MIT's SCALE Brings Force-Based Interaction Smarts to Desks, Shelves, Floors, and More

Simple force sensors can add considerable interaction capabilities to everything from shop shelves to tables and floors, claim researchers.

Gareth Halfacree
4 years agoSensors

Researchers at MIT's Tangible Media Group, working with Toppan Printing Co., have developed a framework designed to process load data from multiple sensors as a means of interacting through force: SCALE.

"SCALE provides a framework for load data from distributed load-sensitive modules for exploring force-based interaction," the researchers explain of the project. "Force conveys not only the force vector itself but also rich information about activities, including way of touching, object location and body motion. Our system captures these interactions on a single pipeline of load data processing."

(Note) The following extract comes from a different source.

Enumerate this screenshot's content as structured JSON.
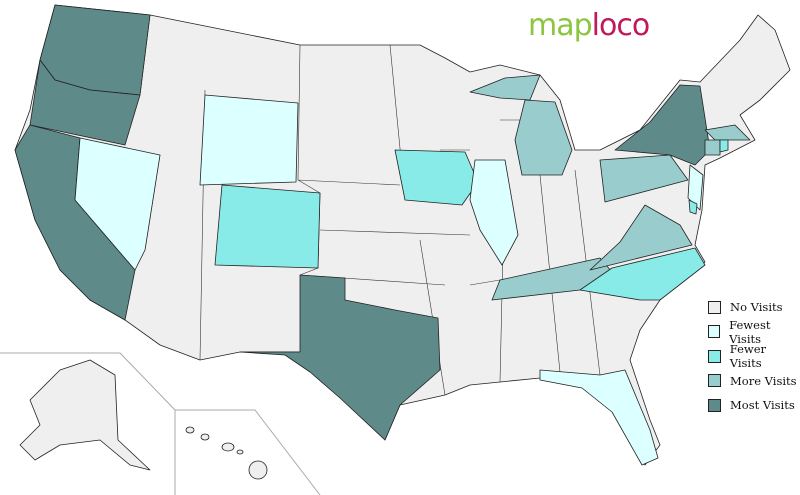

"Furthermore, we have expanded the interaction area from a flat 2D surface to 3D volume by building a mathematical framework, which enables us to capture the vertical height of a touch point. These technical invention opens broad applications, including general shape capturing and motion recognition. We have packaged the framework into a physical prototyping kit, and conducted a workshop with product designers to evaluate our system in practical scenarios."

The team's focus on force sensing comes from the amount of data it can carry — intensity, direction, and the weight of objects — which would otherwise be difficult to gather using other sensors. Using captured force data, the team can reconstruct activities ranging from touch to object movement and body motion patterns — providing scope for what the team term "force-based interaction."

The SCALE framework provides three key features: Touch interaction, object status tracking, and motion pattern recognition. The former effectively expands a flat, two-dimensional interaction surface into a 3D volume using a novel algorithm which can detect the particular part of an object being held or what sort of shape outline the object has.

Object status tracking, meanwhile, aims to track the position, weight, and five status conditions — pick, put, move, increase, and decrease — of objects as small as a pen and as large as a human. Finally, motion pattern recognition aims to capture everything from object movement on tables to human movement on the floor.

Following a workshop in which the framework was tested, the researchers came up with a variety of possible applications for the technology: A force-controlled volume slider built into a computer's monitor; a system for tracking how many screws are removed from a draw on a SCALE-enabled shelf; the ability to capture the general shape of an object simply by touching its outer points; retail automation, including selling by weight; a smart workspace capable of tracking the usage and position of tools, including a power drill, complete with reminders if tools aren't put away after use; and position estimation on a load-sensitive floor which can also detect movement, including running.

The team's work was presented at the ACM Symposium on User Interface Software and Technology 2019 (UIST'19), and the resulting paper is now available to download in PDF format.